After she and Ron decide to marry, she is able to conquor every obstacle except the one her children put up -- "Do you love him so much you're willing to ruin all our lives?" And the most telling remark of all is when Ned asks Cary concerning her engagment, "What does Sarah think?" Then, Sarah later on makes the remark, "At their age, what people think means a great deal." Cary could have overcome what others thought from the beginning, I believe, but it was the misery of her children, especially immature little Kay who cannot even control herself in the library, and Ned who has told her if she marries, not to expect him to visit her because he'd be "too ashamed," that makes her feel guilty enough to call off her engagement to a man she has unabashedly admitted she loves dealy.
After Cary has ended the engagement, she learns too late of the selfishness of her children. After a miserable pre-Christmas season, she excitedly welcomes her children home only to find Kay sporting an engagement ring, and Ned phoning the store for the delivery of the dreaded TV set Cary never wanted. Kay, though in tears for her mother, blames her by saying about her immature behavior the day of the library incident, "You shouldn't have let me get away with it," and Ned, after his fine speech expressing his indignation at their giving up the "home that had been in the family for years" previously in front of Ron and Cary, announces he thinks they should "sell the home." A broken-hearted Cary realizes she has been manipulatd by her children, and all hopes seem lost. In teling Kay, "Don't you see? The whole thing's been so pointless," is her way of saying "I gave up the man I loved for you," but the two of you have no reservations of making your own choices and living your lives exactly as you want, even to the point of running mine. At the close of the scene she sees herself in the reflection of the darkened TV set, sitting and staring back at herself, with no future to look forward to but to live her life vicariously through television programs.
After Christmas her depression deepens for her lost love, and one thing we never see, are her country club friends coming around to see or befriend her. Everyone, she realizes, is living their own lives. She is miserable mentally and physically, and when headaches finally force her to the doctor for a check-up, she hears the first piece of intelligent advice from her small town or circle of friends;` "Marry him."

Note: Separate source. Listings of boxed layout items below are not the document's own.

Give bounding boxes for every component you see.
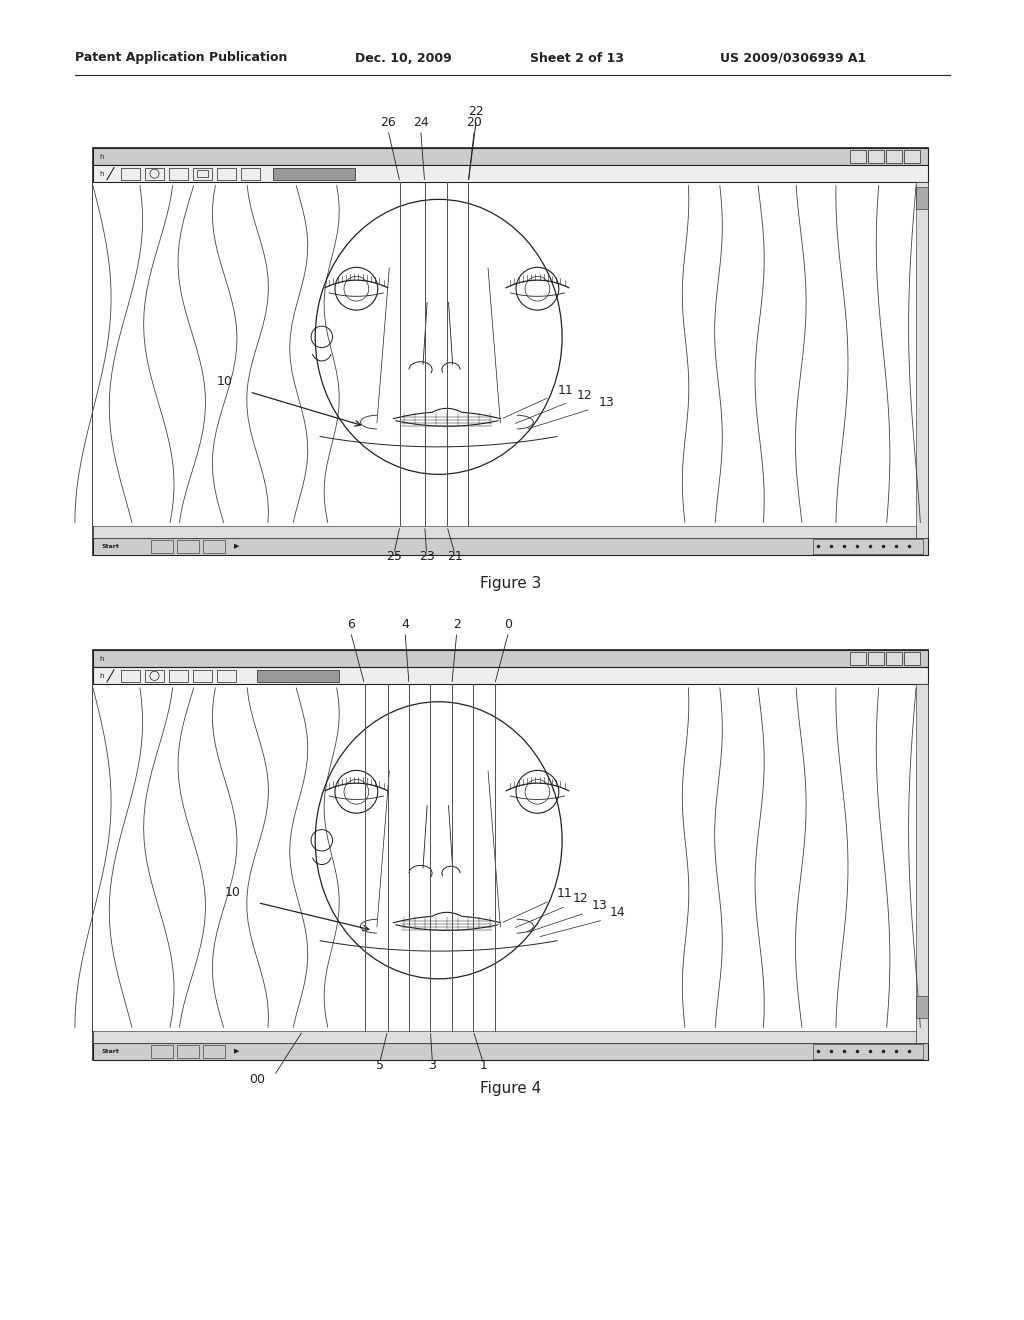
Text: ▶: ▶ [234,544,240,549]
Text: Figure 4: Figure 4 [480,1081,541,1096]
Text: Sheet 2 of 13: Sheet 2 of 13 [530,51,624,65]
Text: 4: 4 [401,618,409,631]
Text: h: h [99,170,103,177]
Text: 24: 24 [413,116,429,129]
Bar [151,540,173,553]
Text: 14: 14 [610,906,626,919]
Text: h: h [99,656,103,661]
Text: 2: 2 [453,618,461,631]
Text: 22: 22 [468,106,484,117]
Bar [197,170,208,177]
Bar [904,150,920,162]
Bar [273,168,355,180]
Text: 3: 3 [428,1059,436,1072]
Text: 20: 20 [466,116,482,129]
Text: 11: 11 [558,384,573,396]
Bar [93,1043,928,1060]
Bar [868,652,884,665]
Bar [93,165,928,182]
Bar [916,995,928,1018]
Text: 13: 13 [599,396,614,409]
Text: 0: 0 [505,618,513,631]
Bar [886,150,902,162]
Text: 00: 00 [250,1073,265,1086]
Bar [193,669,212,682]
Text: Dec. 10, 2009: Dec. 10, 2009 [355,51,452,65]
Bar [916,182,928,539]
Bar [93,667,928,685]
Text: h: h [99,673,103,678]
Bar [121,168,140,180]
Text: 26: 26 [380,116,396,129]
Text: 10: 10 [225,886,241,899]
Text: 21: 21 [447,550,463,562]
Text: 5: 5 [376,1059,384,1072]
Text: ▶: ▶ [234,1048,240,1055]
Text: 1: 1 [479,1059,487,1072]
Bar [886,652,902,665]
Bar [93,649,928,1060]
Text: 11: 11 [556,887,572,900]
Text: Start: Start [101,544,119,549]
Bar [121,669,140,682]
Bar [93,182,916,525]
Bar [145,669,164,682]
Bar [868,150,884,162]
Bar [151,1044,173,1059]
Text: 6: 6 [347,618,354,631]
Bar [217,168,236,180]
Bar [93,148,928,554]
Bar [813,1044,923,1059]
Text: 13: 13 [592,899,607,912]
Bar [203,1044,225,1059]
Bar [203,540,225,553]
Text: 23: 23 [419,550,434,562]
Bar [850,150,866,162]
Bar [904,652,920,665]
Bar [93,525,916,539]
Bar [93,148,928,165]
Bar [169,168,188,180]
Text: 12: 12 [577,388,593,401]
Bar [93,649,928,667]
Bar [169,669,188,682]
Text: 25: 25 [386,550,401,562]
Bar [916,187,928,209]
Bar [241,168,260,180]
Bar [850,652,866,665]
Bar [93,685,916,1031]
Bar [916,685,928,1043]
Bar [93,1031,916,1043]
Bar [177,540,199,553]
Text: Figure 3: Figure 3 [480,576,542,591]
Bar [93,539,928,554]
Text: 10: 10 [217,375,232,388]
Bar [813,539,923,554]
Bar [257,669,339,682]
Bar [177,1044,199,1059]
Bar [193,168,212,180]
Text: Patent Application Publication: Patent Application Publication [75,51,288,65]
Text: h: h [99,153,103,160]
Bar [145,168,164,180]
Bar [217,669,236,682]
Text: 12: 12 [572,892,589,906]
Text: Start: Start [101,1049,119,1053]
Text: US 2009/0306939 A1: US 2009/0306939 A1 [720,51,866,65]
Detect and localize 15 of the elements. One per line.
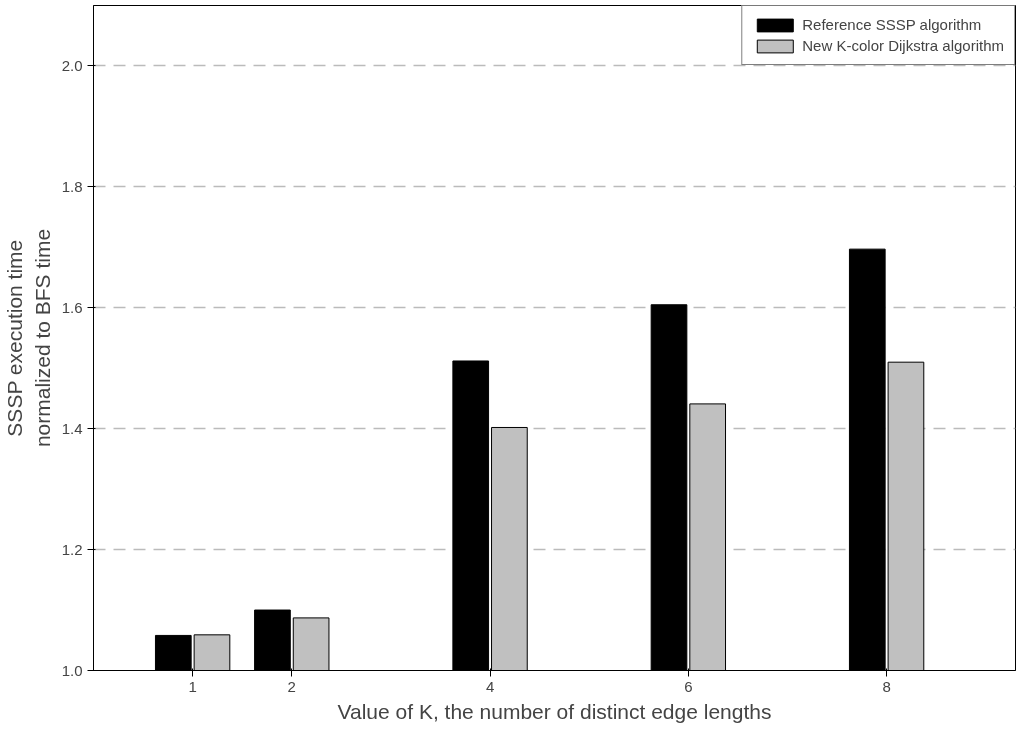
- y-tick-label: 2.0: [61, 56, 83, 74]
- legend-label: New K-color Dijkstra algorithm: [802, 37, 1004, 54]
- y-tick-label: 1.6: [61, 298, 83, 316]
- y-tick-label: 1.2: [61, 540, 83, 558]
- y-tick-label: 1.8: [61, 177, 83, 195]
- x-tick-label: 4: [485, 677, 495, 695]
- legend-label: Reference SSSP algorithm: [802, 16, 982, 33]
- x-axis-title: Value of K, the number of distinct edge lengths: [337, 699, 772, 723]
- x-tick-label: 2: [287, 677, 296, 695]
- y-axis-title: SSSP execution time normalized to BFS time: [3, 228, 54, 448]
- y-tick-label: 1.4: [61, 419, 83, 437]
- x-tick-label: 8: [882, 677, 891, 695]
- x-tick-label: 6: [684, 677, 693, 695]
- y-tick-label: 1.0: [61, 661, 83, 679]
- x-tick-label: 1: [188, 677, 197, 695]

Although, once she finds out her suspicions of Ron marrying Alita's cousin are incorrect, her pride and fears cause her to turn her car around without seeing Ron, even though she has diven to his place determined to make a new start. Unbeknownst to Cary, this causes Ron's accident, and she drives back home without knowing he is seriously hurt from trying to call to her.
When at home that night, pacing in her living room, she doesn't hesitate to go to Ron once Alita has delivered the news about his accident. When she arrives at his place, she is frightened about his condition and realizes what she may have lost forever. Her mind is made up at that point, and when the doctor returns in the morning, telling her Ron's condition, prognosis and the care he's going to need, she assures him "No more running away." As the wooden shutters are opened on the dawning morning, and Ron awakens, Cary reassures him she's "come home." This leads me to feel she has finally found what she has alawys been looking for. She cares nothing for the country club set, being a club woman, and is even taken aback at how "much love" Ron has put into rennovating the old mill in hopes that she might one day return. The new dawn represents a new life for Cary and Ron both - the snow, the fresh cleansing of old ideas and attitudes, and the deer, the innocence of trust and a spiritual connection with nature.
I loved the fifties, and as previously stated, wish we had maintained some of the values and practices of that era. However, eventually the bonds of "what does everyone think of me" gave way to the permissiveness of the 60's and beyond.